EURSEK steady while EURUSD climbs – signs of a strengthening euro and SEK
The latest data from Sweden shows that its economy may be headed to a faster recovery than the Riksbank’s expectations.
Headline inflation rose to 0.7% in August compared to the Riksbank’s expectation of 0.3%, but the headline figure includes the surge in energy costs. Sweden’s core inflation rate, excluding energy, eased to 1.41%in August, down from 1.5% in July. The inflation outlook may not be a pressing concern to the central bank however, as the SEK rally may push prices on imports lower and make exports more expensive. Additionally, wages have not been growing at the same pace as inflation. Unemployment fell by more than expected to 9.1% in August, while employment increased 1.0% over the month, confirming that the labour market is recovering more rapidly than expected by forecasters. In addition, new vacancies are increasing, suggesting that the peak of unemployment has been reached and a decline may be coming in the coming months as well. Personal consumption rose 3% month on month in Sweden, while the monthly GDP indicator printed at 3.2% MoM in July. The upbeat data has further supported the Swedish krone. It must be noted that the strength in the Swedish krone is less perceivable in the EURSEK cross than in USDSEK, considering the recent rally seen in EURUSD following the EU recovery fund agreement and the broad dollar weakness.
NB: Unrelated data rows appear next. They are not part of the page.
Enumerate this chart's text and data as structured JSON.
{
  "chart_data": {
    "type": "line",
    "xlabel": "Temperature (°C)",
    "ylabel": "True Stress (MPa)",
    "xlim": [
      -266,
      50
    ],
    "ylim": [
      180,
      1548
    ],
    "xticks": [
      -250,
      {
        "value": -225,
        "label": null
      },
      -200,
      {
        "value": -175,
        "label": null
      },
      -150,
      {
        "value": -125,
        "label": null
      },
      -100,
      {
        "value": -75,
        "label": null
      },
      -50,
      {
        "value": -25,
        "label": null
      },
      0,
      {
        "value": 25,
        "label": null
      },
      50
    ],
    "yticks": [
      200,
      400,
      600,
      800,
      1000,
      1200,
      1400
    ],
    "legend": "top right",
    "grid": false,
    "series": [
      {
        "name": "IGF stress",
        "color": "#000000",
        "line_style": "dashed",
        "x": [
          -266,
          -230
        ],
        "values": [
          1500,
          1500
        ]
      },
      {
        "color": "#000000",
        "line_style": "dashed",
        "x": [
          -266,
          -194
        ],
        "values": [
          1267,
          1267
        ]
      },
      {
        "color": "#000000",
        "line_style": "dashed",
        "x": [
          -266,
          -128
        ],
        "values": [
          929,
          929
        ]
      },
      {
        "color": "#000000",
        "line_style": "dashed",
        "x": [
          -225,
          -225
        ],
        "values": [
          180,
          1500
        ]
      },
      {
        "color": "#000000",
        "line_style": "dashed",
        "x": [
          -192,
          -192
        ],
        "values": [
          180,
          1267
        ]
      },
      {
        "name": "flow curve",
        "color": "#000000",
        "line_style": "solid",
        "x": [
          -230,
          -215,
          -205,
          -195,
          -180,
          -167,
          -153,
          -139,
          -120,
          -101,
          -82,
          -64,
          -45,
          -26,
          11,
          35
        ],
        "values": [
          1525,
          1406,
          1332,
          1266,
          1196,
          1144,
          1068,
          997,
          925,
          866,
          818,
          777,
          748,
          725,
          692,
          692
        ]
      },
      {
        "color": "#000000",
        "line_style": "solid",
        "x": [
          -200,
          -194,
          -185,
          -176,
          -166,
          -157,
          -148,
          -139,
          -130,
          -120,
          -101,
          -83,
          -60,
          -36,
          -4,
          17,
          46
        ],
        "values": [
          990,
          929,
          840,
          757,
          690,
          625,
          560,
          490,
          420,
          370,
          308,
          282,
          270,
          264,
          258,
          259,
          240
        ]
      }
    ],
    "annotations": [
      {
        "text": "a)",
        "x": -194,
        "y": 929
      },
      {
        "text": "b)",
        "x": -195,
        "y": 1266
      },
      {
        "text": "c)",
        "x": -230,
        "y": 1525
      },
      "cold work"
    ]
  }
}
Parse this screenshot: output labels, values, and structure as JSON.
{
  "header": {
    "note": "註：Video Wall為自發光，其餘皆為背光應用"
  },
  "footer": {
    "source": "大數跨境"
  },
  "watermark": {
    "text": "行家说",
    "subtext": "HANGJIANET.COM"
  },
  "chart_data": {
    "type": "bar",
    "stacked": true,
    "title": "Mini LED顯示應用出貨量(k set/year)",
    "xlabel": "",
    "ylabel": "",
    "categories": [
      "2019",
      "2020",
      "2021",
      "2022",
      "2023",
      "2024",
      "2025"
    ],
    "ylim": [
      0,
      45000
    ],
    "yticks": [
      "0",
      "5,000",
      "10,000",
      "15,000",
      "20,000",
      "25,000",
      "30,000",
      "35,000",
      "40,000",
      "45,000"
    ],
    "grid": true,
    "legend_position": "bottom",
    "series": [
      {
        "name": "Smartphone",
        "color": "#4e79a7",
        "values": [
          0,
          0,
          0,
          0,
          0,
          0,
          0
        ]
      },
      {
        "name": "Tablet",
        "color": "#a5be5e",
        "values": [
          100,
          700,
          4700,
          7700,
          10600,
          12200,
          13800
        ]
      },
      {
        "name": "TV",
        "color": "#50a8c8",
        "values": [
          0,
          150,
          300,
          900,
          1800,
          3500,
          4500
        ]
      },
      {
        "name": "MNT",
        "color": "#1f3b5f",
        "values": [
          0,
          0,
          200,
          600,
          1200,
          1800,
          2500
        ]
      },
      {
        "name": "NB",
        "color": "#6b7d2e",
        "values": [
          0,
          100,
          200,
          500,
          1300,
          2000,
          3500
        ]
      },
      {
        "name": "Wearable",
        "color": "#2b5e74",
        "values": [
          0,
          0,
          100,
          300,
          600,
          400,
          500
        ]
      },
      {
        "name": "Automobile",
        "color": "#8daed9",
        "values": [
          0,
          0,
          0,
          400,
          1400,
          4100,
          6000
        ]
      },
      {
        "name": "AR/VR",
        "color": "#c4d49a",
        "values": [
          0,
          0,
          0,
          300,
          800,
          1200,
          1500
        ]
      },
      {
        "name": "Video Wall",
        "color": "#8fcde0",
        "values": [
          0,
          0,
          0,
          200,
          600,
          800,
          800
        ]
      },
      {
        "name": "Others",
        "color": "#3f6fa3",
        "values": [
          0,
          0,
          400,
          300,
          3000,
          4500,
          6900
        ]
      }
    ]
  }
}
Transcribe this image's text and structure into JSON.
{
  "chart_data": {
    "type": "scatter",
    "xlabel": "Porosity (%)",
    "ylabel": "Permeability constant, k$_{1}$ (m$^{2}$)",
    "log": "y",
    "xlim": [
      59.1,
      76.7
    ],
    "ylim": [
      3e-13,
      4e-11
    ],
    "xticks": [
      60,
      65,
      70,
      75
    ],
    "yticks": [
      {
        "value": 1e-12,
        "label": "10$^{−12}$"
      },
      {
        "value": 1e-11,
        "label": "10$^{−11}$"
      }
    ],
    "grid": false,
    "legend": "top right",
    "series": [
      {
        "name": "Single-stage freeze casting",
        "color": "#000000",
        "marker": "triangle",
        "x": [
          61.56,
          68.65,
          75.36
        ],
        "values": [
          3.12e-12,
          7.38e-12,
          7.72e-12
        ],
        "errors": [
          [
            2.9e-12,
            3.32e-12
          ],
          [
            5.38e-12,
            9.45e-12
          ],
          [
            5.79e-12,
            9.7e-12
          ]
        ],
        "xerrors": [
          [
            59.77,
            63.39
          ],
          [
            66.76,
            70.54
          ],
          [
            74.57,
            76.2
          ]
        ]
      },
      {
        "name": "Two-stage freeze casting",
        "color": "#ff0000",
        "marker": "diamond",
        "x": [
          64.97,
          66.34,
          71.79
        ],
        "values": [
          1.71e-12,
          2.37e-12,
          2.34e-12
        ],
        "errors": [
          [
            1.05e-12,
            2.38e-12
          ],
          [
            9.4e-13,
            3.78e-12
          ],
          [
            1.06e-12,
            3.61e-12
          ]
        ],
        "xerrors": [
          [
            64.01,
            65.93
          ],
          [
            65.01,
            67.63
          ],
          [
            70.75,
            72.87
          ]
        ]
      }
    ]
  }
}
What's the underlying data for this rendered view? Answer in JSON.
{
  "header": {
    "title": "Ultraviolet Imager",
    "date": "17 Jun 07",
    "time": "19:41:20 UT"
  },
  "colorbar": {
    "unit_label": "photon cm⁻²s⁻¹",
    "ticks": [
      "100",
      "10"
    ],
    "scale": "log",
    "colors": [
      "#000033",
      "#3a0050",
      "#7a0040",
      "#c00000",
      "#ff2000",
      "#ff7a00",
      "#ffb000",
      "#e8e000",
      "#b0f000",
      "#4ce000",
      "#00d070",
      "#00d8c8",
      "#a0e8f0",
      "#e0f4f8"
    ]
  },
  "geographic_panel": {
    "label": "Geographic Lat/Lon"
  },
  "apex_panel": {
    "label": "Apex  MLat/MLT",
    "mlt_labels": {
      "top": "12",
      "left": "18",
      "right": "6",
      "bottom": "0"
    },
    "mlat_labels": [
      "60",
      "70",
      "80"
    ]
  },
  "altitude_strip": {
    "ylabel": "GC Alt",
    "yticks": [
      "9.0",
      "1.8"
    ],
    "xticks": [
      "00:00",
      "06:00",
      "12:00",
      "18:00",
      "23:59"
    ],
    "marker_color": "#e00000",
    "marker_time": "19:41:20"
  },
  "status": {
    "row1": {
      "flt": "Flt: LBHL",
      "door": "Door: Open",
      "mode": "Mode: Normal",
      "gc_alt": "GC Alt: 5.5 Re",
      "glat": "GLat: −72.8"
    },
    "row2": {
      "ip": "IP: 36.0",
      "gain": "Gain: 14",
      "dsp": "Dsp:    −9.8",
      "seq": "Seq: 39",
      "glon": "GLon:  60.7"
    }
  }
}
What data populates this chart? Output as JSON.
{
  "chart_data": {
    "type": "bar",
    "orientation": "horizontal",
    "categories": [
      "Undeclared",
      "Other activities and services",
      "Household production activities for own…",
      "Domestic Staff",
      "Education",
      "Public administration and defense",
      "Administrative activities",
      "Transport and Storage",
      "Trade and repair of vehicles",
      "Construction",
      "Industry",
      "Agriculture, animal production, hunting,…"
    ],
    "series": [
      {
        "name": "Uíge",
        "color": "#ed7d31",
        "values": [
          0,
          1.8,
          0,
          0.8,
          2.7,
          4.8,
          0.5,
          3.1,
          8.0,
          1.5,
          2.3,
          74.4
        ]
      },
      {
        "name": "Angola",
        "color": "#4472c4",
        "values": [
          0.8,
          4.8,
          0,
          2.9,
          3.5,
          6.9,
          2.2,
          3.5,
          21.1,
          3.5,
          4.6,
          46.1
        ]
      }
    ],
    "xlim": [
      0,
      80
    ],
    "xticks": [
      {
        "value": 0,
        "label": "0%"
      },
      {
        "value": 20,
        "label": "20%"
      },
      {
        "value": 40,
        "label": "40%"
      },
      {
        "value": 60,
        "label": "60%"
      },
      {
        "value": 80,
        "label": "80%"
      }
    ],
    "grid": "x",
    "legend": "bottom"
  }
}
The eurozone remains pivotal for the Swedish krone, given the eurozone’s position as Sweden’s major trading partner. The EU accounts for around 70% of Sweden’s exports and prolonged scarring in major eurozone economies will likely weigh on the outlook of Sweden’s open economy, especially with the Riksbank arguably having their hands tied to further cut interest rates.
With this in mind, we expect the krone to act as a major countercyclical instrument before the next policy response is announced.